Las culturas del rock
Los ocho autores cuyos análisis componen el libro que reseñamos, parecen haber tenido presente la máxima de John Cage: "Todo lo que hacemos es música" a la hora de hilvanar sus reflexiones, que iluminarán una parte sustancial del estado de cosas contemporáneo
Simon Reynolds ("Androginia en el reino Unido. Cultura ‘rave’, psicodelia y género") hace balance de la escena británica entre la penúltima y la última décadas del siglo. Confluyen en ese período -como diez años antes durante la movida madrileña- lo popular y lo experimental, el refinamiento y la rudeza, la celebración y el pánico, el éxtasis y el nihilismo. En medio de una extraordinaria proliferación de subgéneros, el productor y el discjockey aparecen como los sacerdotes de una inquietante liturgia: "El ‘rave’ es una especie de fase de habituación a la realidad virtual, acelerando el aparato perceptivo que engrendra y necesita la tecnología digital". Conforme a la tesis de Reynolds, la subjetividad de nuestra época habría comenzado a abandonar el territorio de la significación y del afecto para situarse bajo el signo de la funcionalidad y del impacto.
Lindsay Waters ("La peligrosa idea de Walter Benjamin") caracteriza la naturaleza del pop por la difuminación de las fronteras entre dimensión tecnológica (maquinal) y dimensión real (humana). Andrew Ross ("El blues del reajuste estructural") se centra en el estilo del movimiento rasta como exponente del nuevo orden migratorio mundial y como modelo cultural de resistencia frente al sistema económico supervisado por el Fondo Monetario Internacional. Las músicas regionales con raíces, y en particular la jamaicana, se hallan, según Ross, en una fase ascendente que presagia, una vez más, los productivos saqueos de la industria cultural. Lucy O’Brien ("¿Resulta más fácil para una mujer alcanzar el éxito hoy día como artista?") examina el dudoso progreso de la mujer artista durante los últimos cincuenta años -de Billie Holiday a Madonna-. "Soy un hombre de poca fe, y no he sabido reconocer al rock como la divinidad de mi época", confiesa Wlad Godzich ("Memorias de un no rockero"). Un rosario de decepciones -desde infelices experiencias con LSD al fracaso político de los movimientos de los años 60- le autoriza a certificar que, bajo el dominio económico, la cultura no tiene posibilidades de producir otra cosa que mensajes de alta redundancia e incitación al consumo. El viejo y romántico lema de "sexo, drogas y rock & roll", desplazado definitivamente por el de "porno, dinero y música tecno".

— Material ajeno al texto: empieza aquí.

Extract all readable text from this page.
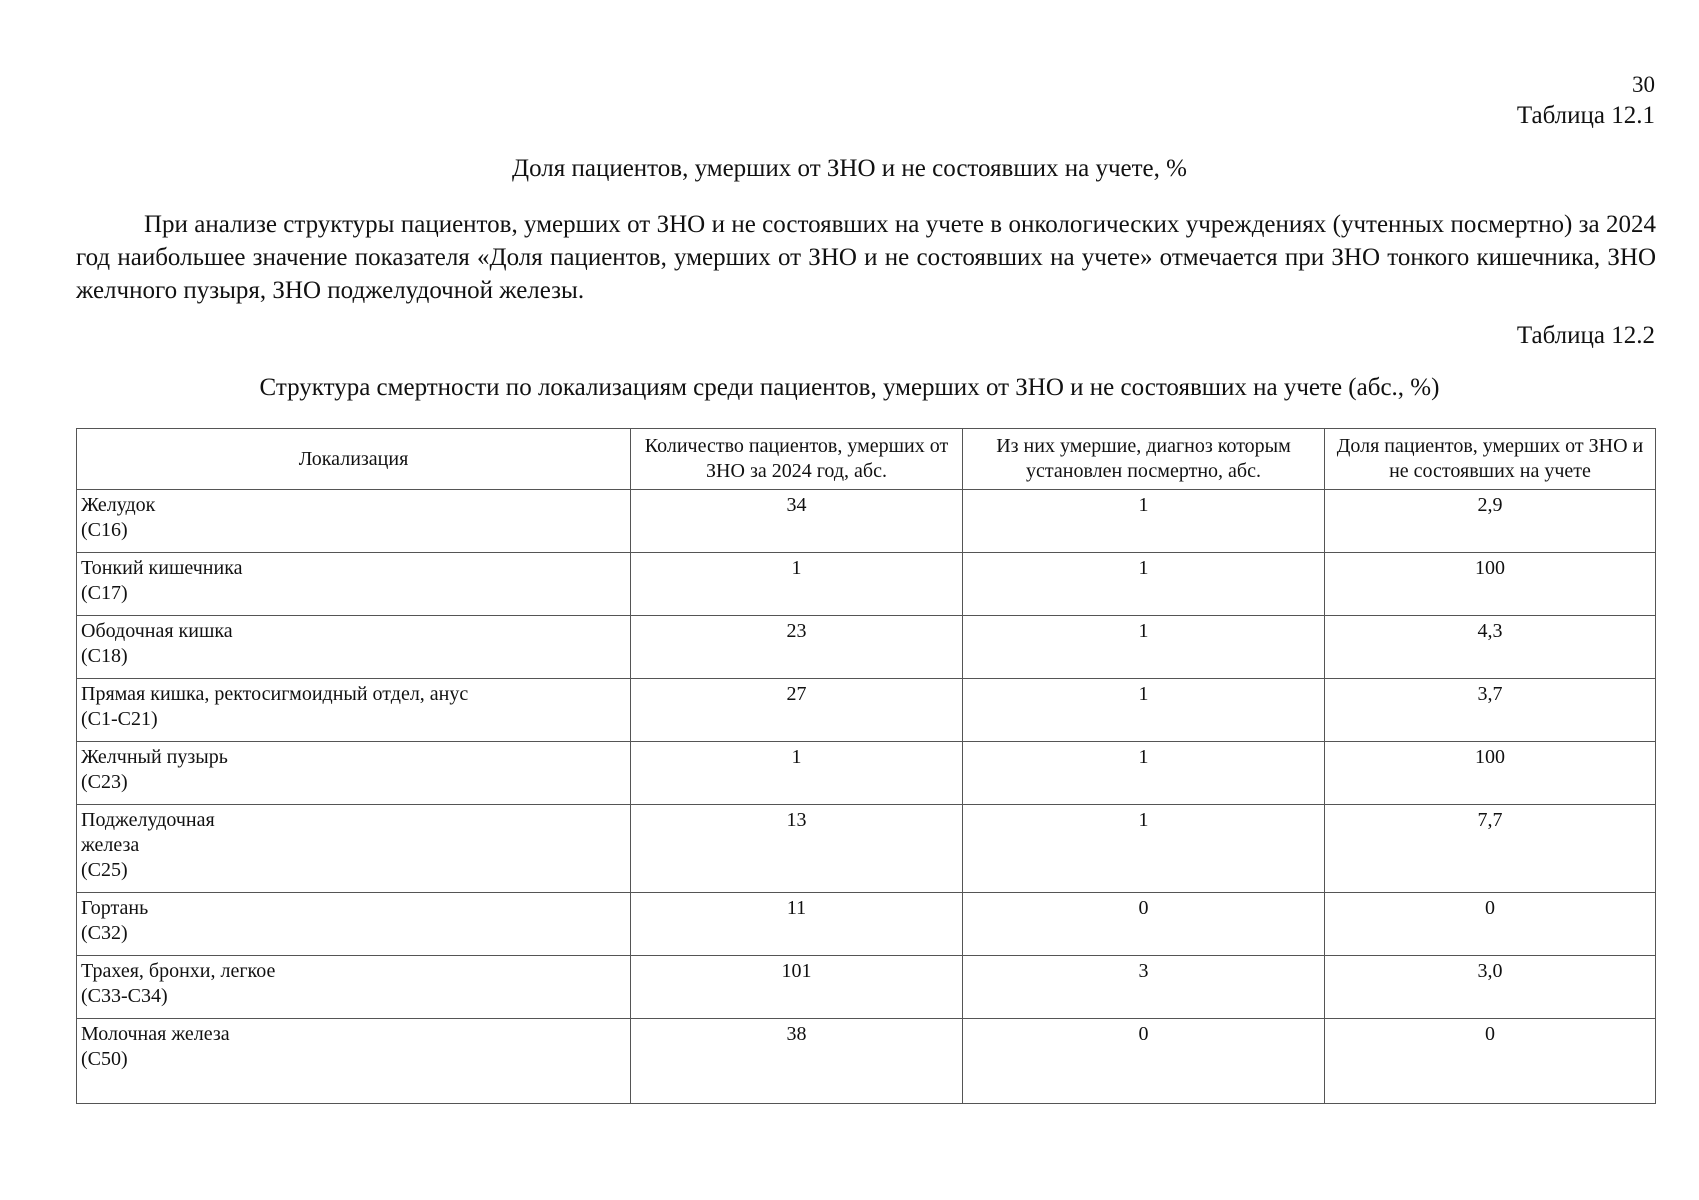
30
Таблица 12.1
Доля пациентов, умерших от ЗНО и не состоявших на учете, %
При анализе структуры пациентов, умерших от ЗНО и не состоявших на учете в онкологических учреждениях (учтенных посмертно) за 2024 год наибольшее значение показателя «Доля пациентов, умерших от ЗНО и не состоявших на учете» отмечается при ЗНО тонкого кишечника, ЗНО желчного пузыря, ЗНО поджелудочной железы.
Таблица 12.2
Структура смертности по локализациям среди пациентов, умерших от ЗНО и не состоявших на учете (абс., %)
Локализация	Количество пациентов, умерших от ЗНО за 2024 год, абс.	Из них умершие, диагноз которым установлен посмертно, абс.	Доля пациентов, умерших от ЗНО и не состоявших на учете

Желудок
(С16)	34	1	2,9

Тонкий кишечника
(С17)	1	1	100

Ободочная кишка
(С18)	23	1	4,3

Прямая кишка, ректосигмоидный отдел, анус
(С1-С21)	27	1	3,7

Желчный пузырь
(С23)	1	1	100

Поджелудочная
железа
(С25)	13	1	7,7

Гортань
(С32)	11	0	0

Трахея, бронхи, легкое
(С33-С34)	101	3	3,0

Молочная железа
(С50)	38	0	0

David Toop ("Océano de sonido") retorna al hibridismo tecnológico como paisaje musical del futuro: una serie de ciudades-campa-
mento donde la gente convertirá su aislamiento en algo parecido a una comunidad.
Una colaboración de Santiago Auserón ("Notas sobre ‘Raíces al viento’") sirve de epílogo al volumen. Desde la perspectiva del mestizaje cultural y de las tradiciones de contaminación musical, el autor indaga los complejos patrones de síntesis entre el barroco latino y el minimalismo anglosajón, cuyas respectivas cadencias básicas -el blues afroamericano y el son caribeño- se remontan al sentimiento del esclavo negro expatriado: un sentimiento equiparable, hoy por hoy, al de cualquier individuo desarraigado. La cuestión es enunciada en estos términos: "¿Qué nueva especie de tradición musical apátrida podría hacerse consistente en el terreno del capitalismo publicitario?". Como ningún espíritu lúcido ignora a estas alturas, los márgenes se han convertido en zonas intensamente codiciadas por el mercado. Sólo aquellas propuestas que superen la avidez comercial y el exceso publicitario estarán en condiciones de oxigenar el flujo de la tradición.